You see, I do not think very highly of passion. Don’t get me wrong, it serves a valuable purpose at times, but in business I don’t see the value. I realize that this goes against all the recent self-help programs and gurus. I am just not into the “aspirational” culture and society.

This was my answer: “Every day I try to wake up early, I try to do what is right, I try live up to my obligations, I try to honor my principles, and at the end of the day I look back. And if I am not altogether happy with how I did that day, I go to sleep knowing I am going to have another chance tomorrow to do better.”

That’s it. No passion.

This week I read an interesting article that I think is somewhat related: “Don’t Bet Big. Little Bets Are The Ones That Turn Into Billion-Dollar Ideas“. This articles discusses how some of the greatest entrepreneurial creations of the last 20 years have been “discovered” and not “created”. They were discovered by persistent people:

“When I was in business school, one of the most common things I would hear people say was that they wanted to do something new—like start a company or take an unconventional career path—but that they needed “a great idea” first. That always surprised me a bit, especially at an entrepreneurial hub like Stanford, since most successful entrepreneurs don’t begin with brilliant ideas—they discover them.”

The author points out that one of the biggest ideas in recent history was the result of a class project to improve library searches: Google.

I can just imagine the discussion between the two creators, Larry Page and Sergey Brin, as they discussed what they were going to do for their class project:

Larry: “Man that idea sucks. We have to come up with something better than that! Something exciting and revolutionary.”

Sergey: “Well you come up with something then. That’s all I can think of.”

Larry: “What about 3D environments for computing?”

Sergey: “What do we know about that? Plus where will we get the equipment.”

Larry: “But library search algorithm??? Can we get any more boring than that?”

Sergey: “Like I said, come up with something better.”

Larry: “Ok, library search algorithms it is. It should be enough to give us a passing grade.”

And so Google was born. Not in a passionate moment where someone cried, “Eureka!” but in a calm and plodding way.

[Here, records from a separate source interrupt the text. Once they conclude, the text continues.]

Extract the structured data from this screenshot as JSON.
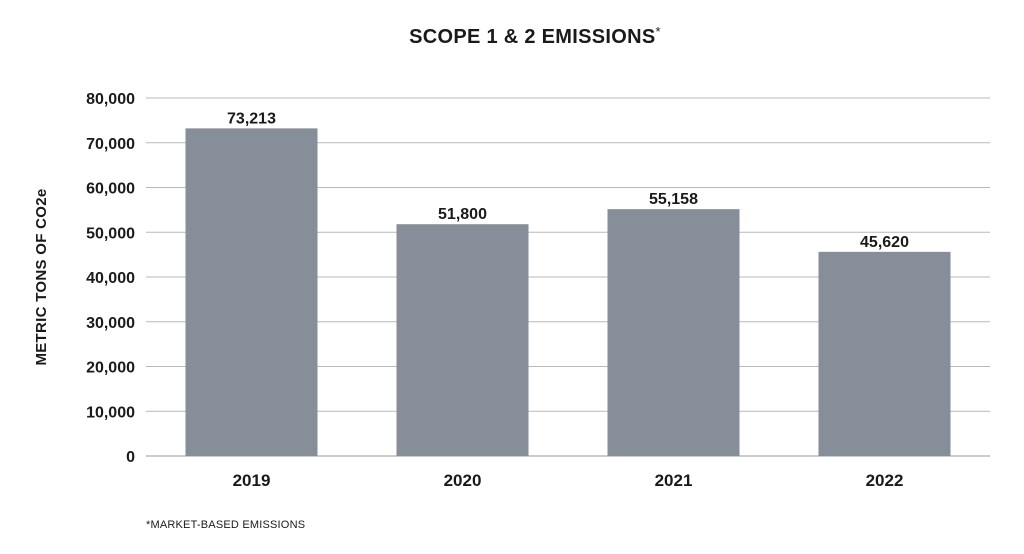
{
  "chart_data": {
    "type": "bar",
    "title": "SCOPE 1 & 2 EMISSIONS",
    "title_mark": "*",
    "xlabel": "",
    "ylabel": "METRIC TONS OF CO2e",
    "categories": [
      "2019",
      "2020",
      "2021",
      "2022"
    ],
    "values": [
      73213,
      51800,
      55158,
      45620
    ],
    "value_labels": [
      "73,213",
      "51,800",
      "55,158",
      "45,620"
    ],
    "ylim": [
      0,
      80000
    ],
    "yticks": [
      0,
      10000,
      20000,
      30000,
      40000,
      50000,
      60000,
      70000,
      80000
    ],
    "ytick_labels": [
      "0",
      "10,000",
      "20,000",
      "30,000",
      "40,000",
      "50,000",
      "60,000",
      "70,000",
      "80,000"
    ],
    "grid": true,
    "bar_color": "#868e99",
    "grid_color": "#b9b9b9",
    "footnote": "*MARKET-BASED EMISSIONS"
  }
}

Logic combined with Persistence, in my humble opinion, will beat Passion in much the same way the tortoise beat the hare. Not only is Passion a rather transient and unreliable motivation, but it also can be fickle; the same Passion that makes a man want to marry his wife will make him desire another. But more likely it is not the Passion that drives the cheating spouse away, but just fatigue. Passion gets old.

Of course behind the Logic and Persistence must exist Optimism. You must believe that after doggedly plodding on day after day well after the magic is gone, something out there will turn up that will dazzle you or at least give you a reason to keep going. That is true inspiration.